Pursuant to the settlement terms, Uber will continue to classify drivers as independent contractors and not employees. However, the estimated 385,000 drivers will receive a payout and beneficial changes to Uber policy. The company will help with the creation of "drivers associations" in both states and clarify its policy on how and why drivers are "deactivated" from driving for the service. Uber also promised to pay $84 million to the drivers, with an additional $16 million added to the settlement fund if the company holds an IPO and the average valuation of the company increases to one and a half times that of its last financing round ($62.5 billion as of December 2015). The deal still requires approval from the federal court judge overseeing the litigation, but if it gets the go-ahead, it could set the tone for similar deals in other states. It also establishes that Uber will not be budging on its stance that drivers are not employees.
While ride-sharing apps like Lyft and Uber Technologies have seen enormous growth over the last few years, the companies have also faced significant employment issues. Drivers in several states have sued the companies alleging they were misclassified as independent contractors instead of employees, seeking additional wages or reimbursement.
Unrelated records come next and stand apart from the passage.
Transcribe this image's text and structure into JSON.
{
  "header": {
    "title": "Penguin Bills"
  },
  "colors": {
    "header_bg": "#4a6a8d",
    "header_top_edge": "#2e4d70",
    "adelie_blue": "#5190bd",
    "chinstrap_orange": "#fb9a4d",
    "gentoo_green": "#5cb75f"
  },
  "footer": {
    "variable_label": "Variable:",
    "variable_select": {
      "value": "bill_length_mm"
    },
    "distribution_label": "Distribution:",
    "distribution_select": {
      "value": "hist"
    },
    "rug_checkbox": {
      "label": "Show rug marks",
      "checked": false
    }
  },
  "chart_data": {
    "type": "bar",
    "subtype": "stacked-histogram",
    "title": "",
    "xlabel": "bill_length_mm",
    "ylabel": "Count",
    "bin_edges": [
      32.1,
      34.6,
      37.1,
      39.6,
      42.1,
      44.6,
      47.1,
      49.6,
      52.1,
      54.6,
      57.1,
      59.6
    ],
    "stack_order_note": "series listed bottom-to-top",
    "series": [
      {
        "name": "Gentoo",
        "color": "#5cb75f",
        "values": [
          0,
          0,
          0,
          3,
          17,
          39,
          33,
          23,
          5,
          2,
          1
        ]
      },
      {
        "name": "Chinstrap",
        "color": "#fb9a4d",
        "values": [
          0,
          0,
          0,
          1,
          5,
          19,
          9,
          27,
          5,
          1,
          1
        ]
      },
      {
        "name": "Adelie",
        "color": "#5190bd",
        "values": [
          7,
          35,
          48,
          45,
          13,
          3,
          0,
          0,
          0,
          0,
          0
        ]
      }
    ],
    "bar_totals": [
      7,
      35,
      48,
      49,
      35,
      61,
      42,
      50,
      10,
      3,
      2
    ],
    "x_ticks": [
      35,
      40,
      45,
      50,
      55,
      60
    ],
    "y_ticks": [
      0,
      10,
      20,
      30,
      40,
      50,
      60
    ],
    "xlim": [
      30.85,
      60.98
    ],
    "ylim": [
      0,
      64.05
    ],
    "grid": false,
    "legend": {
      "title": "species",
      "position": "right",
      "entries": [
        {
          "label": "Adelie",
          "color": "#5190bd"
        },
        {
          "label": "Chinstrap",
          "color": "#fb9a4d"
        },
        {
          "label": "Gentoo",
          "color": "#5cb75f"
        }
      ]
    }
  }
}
Facing a putative class action in California federal court, Lyft recently reached a deal with drivers. The company agreed to make changes to its terms of service to provide drivers with greater protections and pay $12.25 million to the class but refused to alter the classification of drivers to employees going forward.
Uber reached a similar agreement, albeit on a larger scale. The company was facing consolidated class actions filed in California and Massachusetts where the drivers had successfully moved for class certification. But after three years of litigation and with trial scheduled to begin on June 20, the parties put on the brakes.
The deal includes both policy changes and a monetary payout by Uber. The approximately 385,000 drivers in the two states will receive portions of an $84 million settlement fund that could be bumped up to $100 million if the company holds an IPO and the average valuation of the company increases to one and a half times that of its last financing round, $62.5 million as of December 2015. Awards will be based on the number of miles driven, with those logging 25,000 or more miles receiving in the range of an estimated $8,000.
Policywise, Uber agreed to provide more details about how and why drivers are "deactivated" from the service and clarify policies on tips, as well as helping with the creation of a drivers' association in both states. Specifically, the company said riders will be informed that tips are not included in the fare and drivers will be permitted to put signs in their cars stating that "tips are not included, they are not required, but they would be appreciated." Uber also provided a list of the reasons why a driver may be deactivated, ranging from using drugs and alcohol to carrying a firearm to unsafe driving.
Perhaps most significantly, Uber will not change its business model pursuant to the deal, and drivers will continue to be classified as independent contractors. The company still faces litigation in other states (including Arizona, Florida, and Pennsylvania) on the issue, and the legal question of the appropriate characterization of drivers for ride-sharing apps remains unanswered.